The Canadian Dream
A few weeks ago I read a very interesting article about zoning in American cities. Using data from UrbanFootprint to map a city, The Upshot calculated how cities across the United States are zoned, with a focus on highlighting the amount of land that outlaw multi-family housing through their zoning. It’s intended to show how cities have come to regret previous decisions to zone suburbs exclusively for single-detached housing – aka the American Dream. It comes at a time when cities like Minneapolis and states like California and Oregon are proposing (and in the case of Minneapolis, passing) laws that outlaw zoning exclusively for single detached dwellings. The reason is the decline in affordable housing options (aka, rising housing prices), and rising urban sprawl as cities continue to grow at historic levels.
This topic is not exclusive to the US, however. Canadian cities like Vancouver and Toronto have long battled with the lack of affordability in their housing markets, but it is also being discussed in most every major city across Canada. In Edmonton, affordability is better when compared to other major urban centres in Canada, but I would argue the results are skewed by a higher than average income in Alberta than in other provinces. Gotta love the Alberta Advantage.
Zoning and Edmonton
Because I’m a naturally skeptical person, especially when it comes to my hometown, I wondered how Edmonton fared with respect to zoning for density when compared to the cities from the Upshot article. My initial hypothesis was “very poorly”, as the City has been sprawling with single-detached homes like crazy over the past 20 years. So I embarked on a project of my own to find the answer. Thankfully, the City has an open data portal that helped me map out all residential areas, and separate them into two categories: zones exclusively for single-detached housing, and zones that permit higher-density housing like row housing and apartments. I was genuinely shocked by the results:
A note before I dive into the results: the study by Upshot only took into account purely residential zones, thereby excluding mixed-use zones. Essentially this removed most urban cores and downtowns from the scope, meaning this was basically a study of suburbs, and the results would naturally look worse. I thought that was a little unfair, but in the interest of an apples-to-apples comparison, I begrudgingly did the same.

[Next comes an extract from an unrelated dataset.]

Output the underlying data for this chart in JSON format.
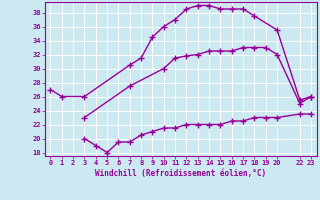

The result was that Edmonton actually performed pretty well compared to the examples in the Upshot article, with 61% of purely residential areas devoted to single-detached dwellings. If we include mixed-use areas, that percentage dips to 58%. This puts Edmonton in a more advantageous position to promote infill development (increasing density increases affordability) than any of the cities in the Upshot article other than New York and Washington. I was impressed. But there is a caveat.
Zoning vs. Reality
The caveat is that zoning does not reflect the as-built situation. First generation suburbs in Edmonton like Ritchie and Alberta Avenue that were built after WWII are largely zoned RF3 – which allows for everything from single-detached housing to apartments. While these neighbourhoods are experiencing densification, the majority are still single-detached dwellings, and infill development has been in the form of replacing single homes with skinny homes and duplexes instead of apartments in most cases.
Generations of suburbs
3rd generation suburbs, built outside the Anthony Henday over the past 20 or so years, actually perform much better than expected by this metric. This is mainly due to the RMD zone, first used in 2013, which allows for a range of housing types from single-detached dwellings to row housing. Neighbourhoods like Allard and the Orchards in Edmonton’s southside have large areas zoned RMD, even though the majority are built out as single-detached dwellings. These neighbourhoods are set up for future densification with the flexibility of the RMD zone, which should simplify infill development in these neighbourhoods, as developers would not have to go through complicated rezoning processes to increase density.
It is also worth noting that the requirements of the Edmonton Metropolitan Region Growth Plan to densify urban neighbourhoods also plays a major role in the zoning of 3rd generation suburbs.
2nd generation suburbs, like the one in which I grew up in Blue Quill, perform terribly under this lens. They are largely exclusive to single-detached dwellings, and are among the least dense neighbourhoods in the City. These are also the most active neighbourhoods in fighting densification efforts.
These suburbs offer a huge opportunity though, more than 3rd generation suburbs in my opinion. The reason is the amount of densification that can occur. Consider this, the cul-de-sac in which I grew up has 15 houses on about 120m of roadway frontage. Each lot is on average 18m wide, meaning each could easily be subdivided into 3 row houses; effectively tripling the current density.
In contrast, this cul-de-sac in Chappelle, a 3rd generation suburb, already has 25 houses on the same length of roadway, for an average width of 11m.
The units are already so close together that densification would not yield as many additional units as the 2nd generation suburbs. It’s crazy to think, but these suburbs may already be as dense as they will ever be, barring large redevelopments or a new form of housing we haven’t seen yet changing single-detached homes into far more dense products.
With less space available for densification, does the beneficial zoning really make that much of a difference? Or will the lack of appropriate zoning and large amounts of resistance from residents in the 2nd generation suburbs prevent densification opportunities from being realized. We will have to wait and see.